La Saxifrage à trois doigts, une plante condamnée aux travaux forcés?

Une plante qui brise les pierres, c’est en effet l’étymologie de saxifrage. Et lorsqu’on ne possède que trois doigts, la vie ne doit pas être facile tous les jours…
Voici donc la Saxifrage à trois doigts. Pour une fois, ne la piétinons pas et découvrons plutôt ses facettes mystérieuses.


La devinette posée dans un billet précédent (quelle plante notre reporter photographiait-il?) a été rapidement trouvée par l’un de nos abonnés!

Il s’agissait en effet de la Saxifrage à trois doigts (Saxifraga tridactylites) , également appelée Perce-pierre.


La Saxifrage à trois doigts est une plante rupicole

Rassurons immédiatement nos lecteurs et brisons un mythe : elle ne casse pas les pierres, contrairement à ce que l’origine du mot saxifrage pourrait laisser supposer : du latin saxum (rocher) et  frangere (briser).
Elle les contourne plutôt, découvre une fente et s’y élève mais jamais bien haut (12 cm au maximum).

Originellement, c’est une plante qui pousse dans des milieux ouverts, ensoleillés, secs et calcaires, sur des sols squelettiques : les fissures de rochers (c’est une plante rupicole) et les terrains sablonneux.

En Belgique, ces milieux sont représentés par les abords des dunes côtières et des falaises de la vallée de la Meuse.

Elle y vit souvent en compagnie de l’Orpin âcre (Sedum acre). Tous deux sont caractéristiques d’un groupement appelé Alysso-Sedion. La Saxifrage fleurit entre mars et mai, et l’Orpin la suit entre mai et août.

Saxifrage sur un terrain sablonneux (Westhoek)

Orpin âcre (Westhoek)


Jadis la Saxifrage était rare hors de ces zones. Mais aujourd’hui elle est devenue assez courante dans le pays comme le montre la carte des observations ci-dessous.

Observations validées de Saxifraga tridactylites entre 2012 et 2017 (Source : Observations.be)

On la rencontre en effet fréquemment dans les villes et les villages. Elle a donc trouvé grâce à l’homme des habitats de substitution : elle apprécie les murs ou les graviers, un quai de gare ou un parking empierré.


Description

C’est une plante annuelle très basse (12 cm au maximum) dont la tige porte une à plusieurs fleurs selon que les conditions sont favorables ou non.

Une plante très basse

La fleur, composée de 5 pétales blancs, est petite : son diamètre varie entre 4 à 6 mm.

Fleur à 5 pétales blancs

Ce sont ses feuilles qui permettent de la reconnaître à coup sûr.  La Saxifrage à trois doigts possède 2 types différents de feuilles : elle est hétérophylle.
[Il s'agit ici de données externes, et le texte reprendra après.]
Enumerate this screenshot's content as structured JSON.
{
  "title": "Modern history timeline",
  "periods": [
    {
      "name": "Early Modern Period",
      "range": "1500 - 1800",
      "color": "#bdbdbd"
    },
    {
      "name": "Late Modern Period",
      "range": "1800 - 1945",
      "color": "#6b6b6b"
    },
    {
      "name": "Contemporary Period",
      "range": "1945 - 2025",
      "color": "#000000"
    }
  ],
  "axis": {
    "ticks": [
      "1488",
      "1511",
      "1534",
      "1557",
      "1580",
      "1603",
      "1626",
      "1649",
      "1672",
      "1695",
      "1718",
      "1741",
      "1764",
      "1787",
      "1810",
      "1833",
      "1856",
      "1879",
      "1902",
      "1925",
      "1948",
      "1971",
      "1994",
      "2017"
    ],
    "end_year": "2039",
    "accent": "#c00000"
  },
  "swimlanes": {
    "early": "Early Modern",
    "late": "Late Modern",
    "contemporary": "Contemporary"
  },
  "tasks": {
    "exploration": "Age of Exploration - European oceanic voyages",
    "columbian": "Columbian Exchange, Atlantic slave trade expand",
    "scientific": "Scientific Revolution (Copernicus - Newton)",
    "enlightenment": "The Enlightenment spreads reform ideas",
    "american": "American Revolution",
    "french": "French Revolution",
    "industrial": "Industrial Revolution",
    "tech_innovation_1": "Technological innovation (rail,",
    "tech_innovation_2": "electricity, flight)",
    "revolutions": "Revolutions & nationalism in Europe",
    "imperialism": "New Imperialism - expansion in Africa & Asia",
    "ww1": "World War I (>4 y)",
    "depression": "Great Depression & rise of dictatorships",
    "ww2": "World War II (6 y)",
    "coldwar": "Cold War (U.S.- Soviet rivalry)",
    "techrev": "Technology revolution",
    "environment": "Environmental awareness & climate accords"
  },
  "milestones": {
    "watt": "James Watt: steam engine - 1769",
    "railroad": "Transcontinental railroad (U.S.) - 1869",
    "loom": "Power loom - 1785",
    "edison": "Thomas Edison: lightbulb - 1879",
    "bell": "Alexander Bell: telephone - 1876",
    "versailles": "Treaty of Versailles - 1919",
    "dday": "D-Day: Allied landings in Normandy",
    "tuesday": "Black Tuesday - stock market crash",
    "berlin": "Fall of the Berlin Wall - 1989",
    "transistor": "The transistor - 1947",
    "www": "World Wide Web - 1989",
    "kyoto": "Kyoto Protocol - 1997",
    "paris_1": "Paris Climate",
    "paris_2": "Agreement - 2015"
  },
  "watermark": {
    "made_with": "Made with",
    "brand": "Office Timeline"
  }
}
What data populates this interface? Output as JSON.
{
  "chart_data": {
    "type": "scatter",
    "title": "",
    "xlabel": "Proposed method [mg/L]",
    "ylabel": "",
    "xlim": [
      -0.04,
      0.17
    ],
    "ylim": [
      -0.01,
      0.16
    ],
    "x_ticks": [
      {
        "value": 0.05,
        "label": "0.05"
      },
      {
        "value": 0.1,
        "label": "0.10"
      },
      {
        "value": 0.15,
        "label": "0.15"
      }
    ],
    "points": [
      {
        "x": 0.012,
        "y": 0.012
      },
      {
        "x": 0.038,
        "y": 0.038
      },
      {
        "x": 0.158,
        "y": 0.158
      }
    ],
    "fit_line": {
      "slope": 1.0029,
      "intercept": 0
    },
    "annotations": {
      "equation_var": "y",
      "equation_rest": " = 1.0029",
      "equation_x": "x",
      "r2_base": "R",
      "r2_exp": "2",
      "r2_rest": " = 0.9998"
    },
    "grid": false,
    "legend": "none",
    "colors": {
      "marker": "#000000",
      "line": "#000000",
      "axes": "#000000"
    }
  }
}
Les premières feuilles ne sont pas lobées; elles ont une forme de cuiller (elles sont spatulées).
Les suivantes possèdent en général 3 lobes, comme si elles avaient trois doigts (de là vient bien sûr le nom de cette espèce!). Notez toutefois que le nombre de lobes peut varier de 2 à 5.

Deux types de feuilles (photo prise fin février)

Les feuilles sont succulentes

—– —–
Remarquons aussi sur la photo ci-contre que les feuilles de la Saxifrage à trois doigts présentent un aspect un peu succulent, ce qui est une caractéristique courante parmi les plantes vivant sur des sols pauvres. Les feuilles accumulent en effet des réserves nutritives.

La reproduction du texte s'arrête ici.